I actually was going to argue that here:
https://github.com/khoj-ai/khoj/blob/f6f7a62d8076580e8794b18cee20ba86dd95a0e6/src/khoj/interface/web/content_type_input.html#L37C143-L37C161 . (I can't figure out how to show this inline... how did you do that?)
You should drop the input_filter.split('/*')[0]
. That way it is clear exactly what the glob is that is being used (and if someone adds **/*.pdf
like I did, the next time they visit it, it will be clear. Both options probably makes the most sense.
I'll submit a pull request.
I also struggled with adding pdfs and couldn't figure it out, it wouldn't index, even though .org files worked from the get-go. What I eventually ended up doing is I set input-filter param in khoj.yml for pdfs similarly how it sets the path for org files. Then deleted everything in the folder except khoj.yml file. Restarted and forced it to re-initialize.
When I add a folder of pdfs to the library, it isn't indexed, even after forcing a reindex. When restarting the app, it looks for the pdf.jsonl.gzip file and doesn't find it.

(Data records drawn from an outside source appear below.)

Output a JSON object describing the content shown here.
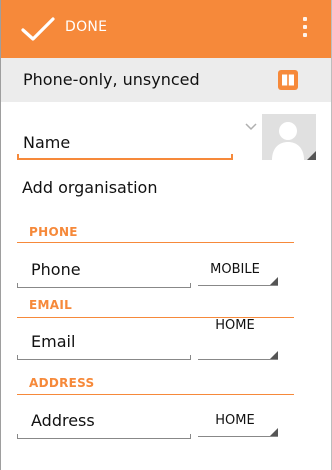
{
  "actionbar": {
    "done_label": "DONE",
    "done_icon": "checkmark-icon",
    "menu_icon": "overflow-menu-icon",
    "color": "#f6893a"
  },
  "account": {
    "label": "Phone-only, unsynced",
    "icon": "contact-book-icon"
  },
  "name": {
    "placeholder": "Name"
  },
  "add_organisation": "Add organisation",
  "sections": {
    "phone": {
      "title": "PHONE",
      "placeholder": "Phone",
      "type": "MOBILE"
    },
    "email": {
      "title": "EMAIL",
      "placeholder": "Email",
      "type": "HOME"
    },
    "address": {
      "title": "ADDRESS",
      "placeholder": "Address",
      "type": "HOME"
    }
  },
  "colors": {
    "accent": "#f6893a",
    "account_bar": "#ececec",
    "text": "#111111"
  }
}
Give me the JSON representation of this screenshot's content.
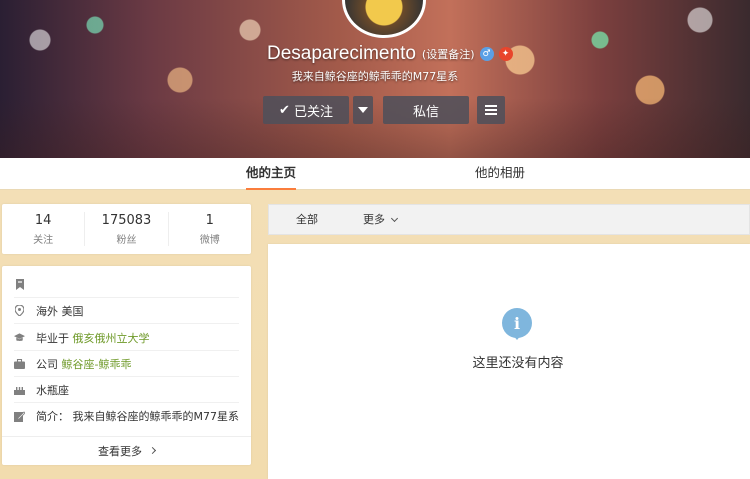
{
  "profile": {
    "name": "Desaparecimento",
    "remark": "(设置备注)",
    "gender_badge": "male-icon",
    "vip_badge": "vip-icon",
    "bio": "我来自鲸谷座的鲸乖乖的M77星系"
  },
  "actions": {
    "follow_label": "已关注",
    "message_label": "私信"
  },
  "tabs": [
    {
      "label": "他的主页",
      "active": true
    },
    {
      "label": "他的相册",
      "active": false
    }
  ],
  "stats": [
    {
      "value": "14",
      "label": "关注"
    },
    {
      "value": "175083",
      "label": "粉丝"
    },
    {
      "value": "1",
      "label": "微博"
    }
  ],
  "info": {
    "location": "海外 美国",
    "school_prefix": "毕业于",
    "school": "俄亥俄州立大学",
    "company_prefix": "公司",
    "company": "鲸谷座-鲸乖乖",
    "zodiac": "水瓶座",
    "intro_prefix": "简介：",
    "intro": "我来自鲸谷座的鲸乖乖的M77星系",
    "more_label": "查看更多"
  },
  "filter": {
    "all_label": "全部",
    "more_label": "更多"
  },
  "empty": {
    "message": "这里还没有内容"
  },
  "colors": {
    "accent": "#fa7d3c",
    "link": "#6f9a29",
    "info_icon": "#7fb6dd"
  }
}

(it does reindex GitHub and Obsidian files).
I've spent some time looking around for the culprit, but I wasn't able to figure it out. My best guess is that it isn't being triggered in
routers.indexer.configure_content
. The "Search Type" appears to be (when I go to the search page on the webpage) lacking thepdf
search type, which might be what is causing the problem, though I'm not sure why.